GNOME Bugzilla – Bug 321216
gnome-speech driver for festival does not handle UTF-8 text
Last modified: 2006-07-01 16:25:26 UTC
Please describe the problem: The festival synthesis driver in gnome-speech-0.3.8 explicitly sets the channel encoding to ISO-8859-1 This is causing a problem when using the driver with UTF-8 encoded text. I am trying to use the driver for Indian language text which is UTF-8 encoded and am facing this problem. Steps to reproduce: I am using my own build of festival TTS which can speak out Telugu language text represented in UTF-8. When I tried to use this festival with gnopernicus screen reader and opened an application with the locale set to Telugu, gnopernicus could not read out the tool tips etc. This turned out to be because of the festival synthesis driver which was not passing the text messages correctly to the festival speech synthesis server. Actual results: Telugu UTF-8 text is clipped off. Expected results: Text in encodings other than ISO-8859-1 is not passed to the festival server correctly. Does this happen every time? Yes Other information:
Created attachment 54628 [details] [review] Patch created against CVS that fixes the bug The patch sets the channel encoding to UTF-8
Fixed in the development version. The fix will be available in the next major release. Thank you for your bug report.
This patch seems to have problems - the channel was being set explicitly to ISO-8859-1 because most Festival non-english voices seem to use that encoding. The new patch regresses support for those voices.
Now, what about Telugu (festival-te.sf.net) and other Indian languages? UTF-8 should be treated neutral and not ISO8859-1. Non-english Festival voices should be treated as broken to that effect. If fixing those voices is not an easy task, then perhaps exceptions for broken non-english voices based on the selected voice should be added as hacks to gnome-speech. Will a patch be accepted on these lines?
I don't agree that UTF-8 should be treated as "neutral". The TTS engine we are using, festival, was written before UTF-8 was commonplace, and its expectations and voices must determine what we do here. ISO-8859-1 is the most common encoding for festival voices. You may think this is old-fashioned, but it is not something we control, and thus ISO-8859-1 makes a reasonable default.
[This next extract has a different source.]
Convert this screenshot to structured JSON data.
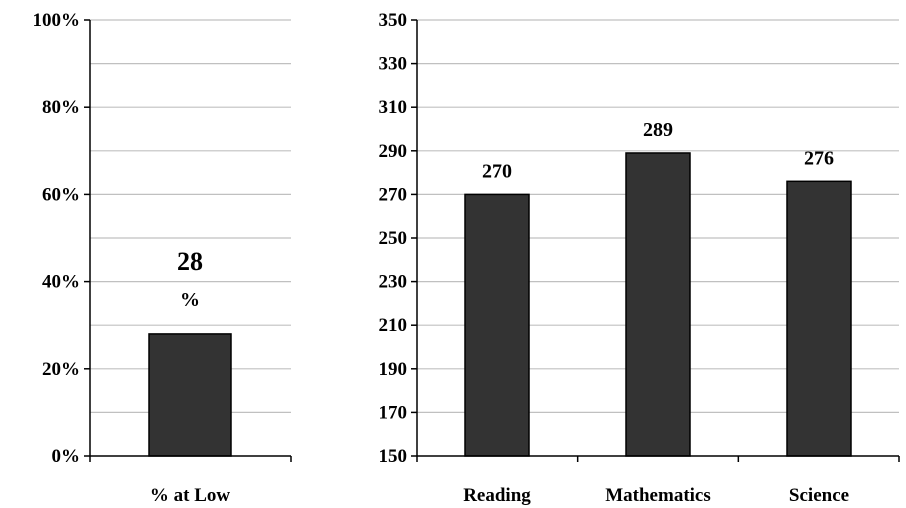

We do of course need to provide some ability to use the appropriate encoding for a given voice. I don't think that festival allows us to determine that, so we will have to provide some configuration table. Bill
Historical related discussion to this bug has taken place in bug 141516, which was really two separate bugs. But, it does cover encoding issues as well as autodection of voices. So...I'm going to mark this bug as a duplicate of 141516, reopen 141516, and move the discussion there. *** This bug has been marked as a duplicate of 141516 ***